When it comes to the rights and wrongs of military action in Libya, speculating John Paul II's probable response is less straightforward. Weigel stressed that John Paul II “did not understand his role as Pope as that of global referee, determining when the use of armed force was legitimate; that was the responsibility of statesmen, as he understood things.”
But he added: “I think he would be saddened by a maniac like Gadhafi, as he was saddened by other maniacs, including Saddam Hussein. He did speak to the FAO (Food and Agriculture Organization) in 1992 about the "duty" of "humanitarian intervention" in cases of impending or actual genocide, but without specifying on whom that duty fell, or how it was to be met.”
Weigel pointed out that Benedict XVI also has said similar things, “without making the analysis of "who" and "how" any more precise.”
But he believes this is “a major hole in the Church's thinking that badly needs filling,” and he added that “saying that "war doesn't solve anything," as the bishops of Libya recently said, is not a serious analysis of anything.”

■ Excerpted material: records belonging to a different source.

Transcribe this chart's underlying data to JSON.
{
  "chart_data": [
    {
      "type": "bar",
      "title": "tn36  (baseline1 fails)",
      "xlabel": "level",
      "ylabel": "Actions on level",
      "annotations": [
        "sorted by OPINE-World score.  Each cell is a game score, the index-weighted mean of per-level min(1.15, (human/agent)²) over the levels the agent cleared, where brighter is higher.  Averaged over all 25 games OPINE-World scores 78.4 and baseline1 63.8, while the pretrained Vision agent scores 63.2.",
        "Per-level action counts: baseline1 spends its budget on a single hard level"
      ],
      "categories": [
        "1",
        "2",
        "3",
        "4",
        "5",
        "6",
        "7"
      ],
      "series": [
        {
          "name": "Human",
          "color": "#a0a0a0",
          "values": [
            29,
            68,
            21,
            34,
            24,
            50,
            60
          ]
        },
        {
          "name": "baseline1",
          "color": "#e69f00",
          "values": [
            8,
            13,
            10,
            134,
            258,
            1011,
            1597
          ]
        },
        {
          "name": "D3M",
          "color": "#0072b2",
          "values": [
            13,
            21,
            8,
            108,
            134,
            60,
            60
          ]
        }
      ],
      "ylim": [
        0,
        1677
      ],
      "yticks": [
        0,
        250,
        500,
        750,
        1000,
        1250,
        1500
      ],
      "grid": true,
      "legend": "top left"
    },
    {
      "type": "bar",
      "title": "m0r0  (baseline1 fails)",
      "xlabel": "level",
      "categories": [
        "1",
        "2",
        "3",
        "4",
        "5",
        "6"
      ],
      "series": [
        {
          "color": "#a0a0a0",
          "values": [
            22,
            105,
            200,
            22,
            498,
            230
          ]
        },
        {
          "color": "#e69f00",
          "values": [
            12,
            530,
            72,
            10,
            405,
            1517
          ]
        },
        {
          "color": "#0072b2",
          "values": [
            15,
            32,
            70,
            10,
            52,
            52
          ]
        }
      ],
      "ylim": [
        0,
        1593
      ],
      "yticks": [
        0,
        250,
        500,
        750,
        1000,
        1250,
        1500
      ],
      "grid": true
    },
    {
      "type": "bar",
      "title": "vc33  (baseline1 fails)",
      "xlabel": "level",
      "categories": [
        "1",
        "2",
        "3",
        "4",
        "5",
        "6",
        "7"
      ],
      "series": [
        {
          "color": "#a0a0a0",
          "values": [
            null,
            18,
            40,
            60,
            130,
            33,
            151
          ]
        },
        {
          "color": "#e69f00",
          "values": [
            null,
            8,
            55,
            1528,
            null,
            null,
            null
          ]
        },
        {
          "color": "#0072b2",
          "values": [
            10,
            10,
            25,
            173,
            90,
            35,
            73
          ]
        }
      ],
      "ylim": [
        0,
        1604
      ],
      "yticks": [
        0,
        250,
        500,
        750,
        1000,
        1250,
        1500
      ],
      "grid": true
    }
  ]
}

On Europe's ever-increasing spiritual and moral malaise, Weigel said John Paul would be doing “just what he tried to do for decades, and what Benedict XVI has tried to do since 2005: rouse Europe from its spiritual torpor, which is killing it.”

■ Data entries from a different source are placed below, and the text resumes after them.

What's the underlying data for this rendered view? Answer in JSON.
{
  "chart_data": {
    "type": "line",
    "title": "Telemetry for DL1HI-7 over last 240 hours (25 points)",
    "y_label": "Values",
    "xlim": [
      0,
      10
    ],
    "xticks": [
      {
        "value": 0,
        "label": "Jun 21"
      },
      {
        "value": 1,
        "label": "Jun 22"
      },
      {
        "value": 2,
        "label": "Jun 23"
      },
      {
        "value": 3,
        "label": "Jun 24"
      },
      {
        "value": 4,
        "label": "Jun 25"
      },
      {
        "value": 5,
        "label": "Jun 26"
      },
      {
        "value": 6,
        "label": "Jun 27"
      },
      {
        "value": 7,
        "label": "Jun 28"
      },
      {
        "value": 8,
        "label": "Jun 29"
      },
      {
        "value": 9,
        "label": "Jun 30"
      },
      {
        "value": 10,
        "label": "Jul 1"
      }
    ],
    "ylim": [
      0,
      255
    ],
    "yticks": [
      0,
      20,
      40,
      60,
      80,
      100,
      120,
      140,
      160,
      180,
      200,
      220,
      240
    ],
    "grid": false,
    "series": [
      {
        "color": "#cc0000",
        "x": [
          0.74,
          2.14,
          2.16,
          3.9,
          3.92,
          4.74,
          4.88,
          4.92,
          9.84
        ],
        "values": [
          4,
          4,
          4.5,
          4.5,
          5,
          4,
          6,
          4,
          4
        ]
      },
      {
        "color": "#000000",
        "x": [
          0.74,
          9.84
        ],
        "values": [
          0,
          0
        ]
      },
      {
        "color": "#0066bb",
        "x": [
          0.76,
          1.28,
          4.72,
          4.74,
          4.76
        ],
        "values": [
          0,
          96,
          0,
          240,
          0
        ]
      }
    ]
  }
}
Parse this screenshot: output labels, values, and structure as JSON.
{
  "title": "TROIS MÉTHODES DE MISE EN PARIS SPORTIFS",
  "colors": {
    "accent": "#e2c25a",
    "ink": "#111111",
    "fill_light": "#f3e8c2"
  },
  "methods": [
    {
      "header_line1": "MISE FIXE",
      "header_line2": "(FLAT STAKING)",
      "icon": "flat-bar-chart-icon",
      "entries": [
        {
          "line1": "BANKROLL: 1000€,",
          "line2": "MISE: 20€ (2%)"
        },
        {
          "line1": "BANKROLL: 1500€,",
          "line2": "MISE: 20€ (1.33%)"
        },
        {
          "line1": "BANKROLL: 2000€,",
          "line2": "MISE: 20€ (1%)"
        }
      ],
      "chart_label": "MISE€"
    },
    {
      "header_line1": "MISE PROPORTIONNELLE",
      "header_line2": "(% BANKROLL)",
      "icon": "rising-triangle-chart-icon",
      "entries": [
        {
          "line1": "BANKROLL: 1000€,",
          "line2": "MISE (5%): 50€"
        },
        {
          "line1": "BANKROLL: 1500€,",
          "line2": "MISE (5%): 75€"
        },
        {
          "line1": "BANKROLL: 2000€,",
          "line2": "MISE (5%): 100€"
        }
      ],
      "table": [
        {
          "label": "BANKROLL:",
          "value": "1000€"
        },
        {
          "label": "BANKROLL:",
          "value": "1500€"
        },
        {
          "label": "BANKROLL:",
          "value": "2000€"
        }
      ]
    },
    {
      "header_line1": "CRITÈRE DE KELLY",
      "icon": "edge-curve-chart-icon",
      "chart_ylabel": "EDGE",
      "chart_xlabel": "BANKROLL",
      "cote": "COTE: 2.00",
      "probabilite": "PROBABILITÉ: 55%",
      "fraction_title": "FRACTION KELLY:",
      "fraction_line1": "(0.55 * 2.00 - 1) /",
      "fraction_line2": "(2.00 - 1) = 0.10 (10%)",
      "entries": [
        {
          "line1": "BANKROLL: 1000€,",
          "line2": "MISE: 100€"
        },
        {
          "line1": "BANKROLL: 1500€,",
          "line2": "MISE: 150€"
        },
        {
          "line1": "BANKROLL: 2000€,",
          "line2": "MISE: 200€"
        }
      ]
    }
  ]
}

To offer further insight, the American biographer suggested looking at one of John Paul II's last major statements on the continent: his 2003 apostolic exhortation called “Ecclesia in Europa” (The Church in Europe).
Almost 10 years on, the document still remains relevant and contains some striking passages. John Paul II wrote of Europe's “growing need for hope” that had grown out of a “kind of practical agnosticism and religious indifference whereby many Europeans give the impression of living without spiritual roots and somewhat like heirs who have squandered a patrimony entrusted to them by history.”
The late Pope observed an “inner emptiness that grips many people,” a widespread “existential fragmentation [in which] a feeling of loneliness is present,” a weakening of the family and a “selfishness that closes individuals and groups in upon themselves.”
He also noted “a growing lack of concern for ethics and an obsessive concern for personal interests and privileges [leading to] the diminished number of births.”
“One of the roots of the hopelessness that assails many people today is their inability [to] allow themselves to be forgiven,” he wrote, adding “an inability often resulting from the isolation of those who, by living as if God did not exist, have no one from whom they can seek forgiveness.”
But he stressed it was through “the biblical conception of man” that Europe had once drawn “the best of its humanistic culture, found inspiration for its artistic and intellectual creations, created systems of law and, not least, advanced the dignity of the person as the subject of inalienable rights.” It was the Church, as the bearer of the Gospel, “that helped spread and consolidate these values which have made European culture universal,” he said.
John Paul II believed Europe had a future, but it wasn't guaranteed; rather Europeans must choose to have one. “That would mean choosing to have children,” writes Weigel, reflecting on the document's final passage. “That would mean, above all, a Europe reclaiming the spiritual and moral patrimony of its biblical and Christian heritage, a crucial and irreducible part of Europe being Europe.”
Finally, what would John Paul II make of his own beatification, to take place on May 1 — a liturgical celebration that puts him just one step away from becoming a saint?
“Karol Wojtyla spent his entire adult life conforming himself to the will of God as that manifested itself through the Church,” Weigel said.
“He didn't want to be a bishop, but he accepted the task; he didn't want to be Pope, but he accepted that. I expect that, with that characteristic twinkle in his eye, he'll accept what is being done to him on May 1.”